Но для этого надо сознательно отодвинуть Чехова в прошлое, пережив — перерасти чеховщину. Нежным, любовным молчанием окружить память брата нашего, отмеченного печатью истинного Божьего дара, сложить в сердце навеки образ близкого и без боязни стряхнуть его чары.
Еще недавно казалось нам, что это уже совершается, что чеховские дымные облака отходят в былое. И вот опять они над нашими склоненными головами, опять мы даже не стонем, а стыдливо шепчем: ‘В Москву, в Москву!’ Опять лезут на нас уже не утешающие, проклятые какие-то ‘триста лет’. Опять Чехов делается современным. И это страшно. Но это уже наша вина,— вина не только перед собою, но и перед ним.
Если он жив и знает теперь все (а я в это верю) — он не осудит меня за пожелание братьям и матери-России преодолеть его, сделать его дорогим прошлым, но прошлым и двинуться от него прочь, дальше — вперед.
ПРИМЕЧАНИЯ
Впервые в газете ‘Русское слово’. 1910. No 13, 17 января.
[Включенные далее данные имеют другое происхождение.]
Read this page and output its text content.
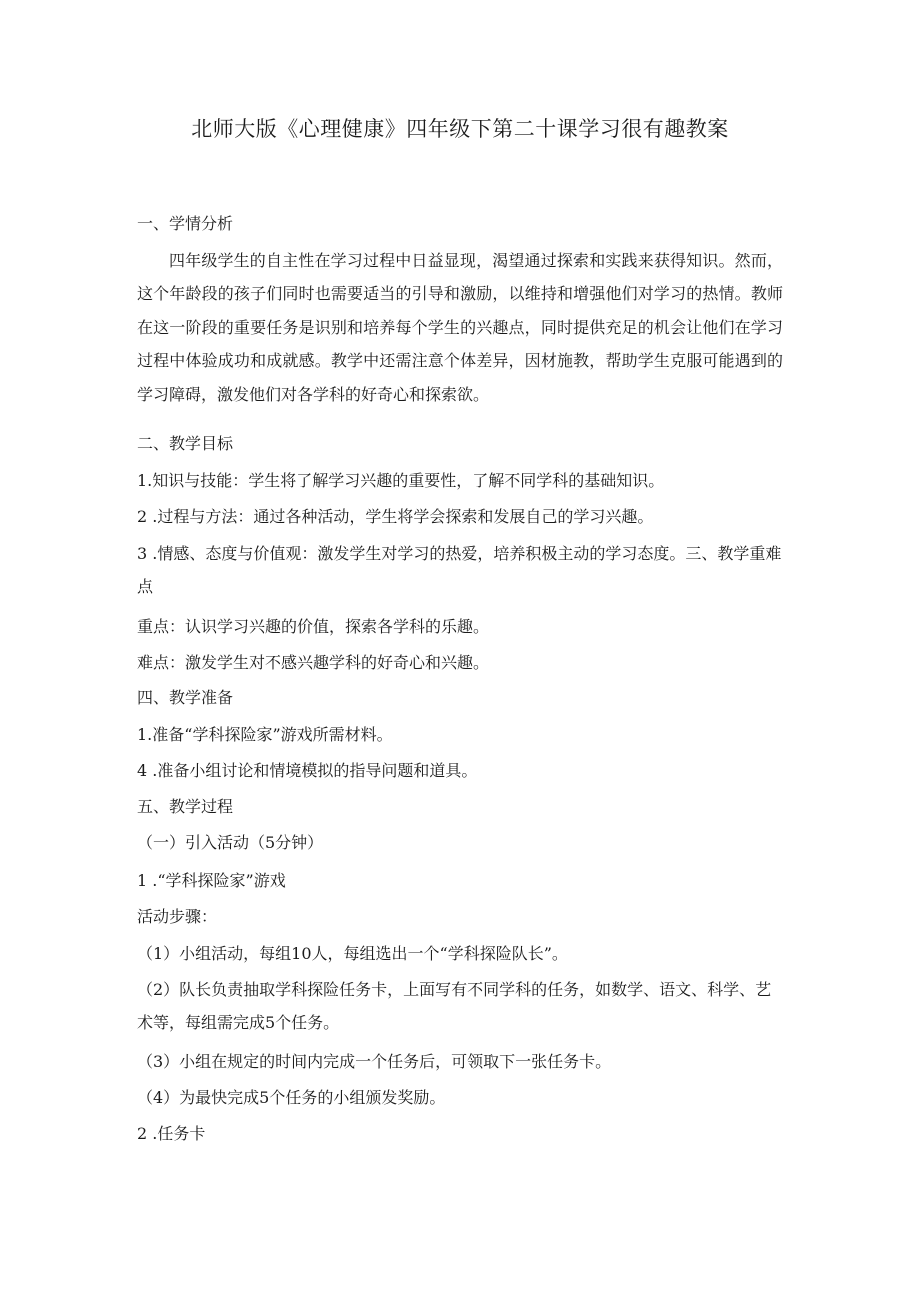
北师大版《心理健康》四年级下第二十课学习很有趣教案
一、学情分析
四年级学生的自主性在学习过程中日益显现，渴望通过探索和实践来获得知识。然而，这个年龄段的孩子们同时也需要适当的引导和激励，以维持和增强他们对学习的热情。教师在这一阶段的重要任务是识别和培养每个学生的兴趣点，同时提供充足的机会让他们在学习过程中体验成功和成就感。教学中还需注意个体差异，因材施教，帮助学生克服可能遇到的学习障碍，激发他们对各学科的好奇心和探索欲。
二、教学目标
1.知识与技能：学生将了解学习兴趣的重要性，了解不同学科的基础知识。
2 .过程与方法：通过各种活动，学生将学会探索和发展自己的学习兴趣。
3 .情感、态度与价值观：激发学生对学习的热爱，培养积极主动的学习态度。三、教学重难点
重点：认识学习兴趣的价值，探索各学科的乐趣。
难点：激发学生对不感兴趣学科的好奇心和兴趣。
四、教学准备
1.准备“学科探险家”游戏所需材料。
4 .准备小组讨论和情境模拟的指导问题和道具。
五、教学过程
（一）引入活动（5分钟）
1 .“学科探险家”游戏
活动步骤：
（1）小组活动，每组10人，每组选出一个“学科探险队长”。
（2）队长负责抽取学科探险任务卡，上面写有不同学科的任务，如数学、语文、科学、艺术等，每组需完成5个任务。
（3）小组在规定的时间内完成一个任务后，可领取下一张任务卡。
（4）为最快完成5个任务的小组颁发奖励。
2 .任务卡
Печатается по тексту: ‘Чеховский юбилейный сборник’. М., 1910.
1 ‘Старый вопрос по поводу нового таланта’ (1888).
2Урусов Александр Иванович (1848—1900) — адвокат и театральный критик. Переписывался с Чеховым.
3 ‘Северный вестник’. 1889. No 3.
4 Вейнберг Петр Исаевич (1830—1908) — русский поэт и переводчик.
5 Плеве Вячеслав Константинович (1846—1904) — министр внутренних дел, шеф отдельного корпуса жандармов в 1902—1904 гг. Убит террористом.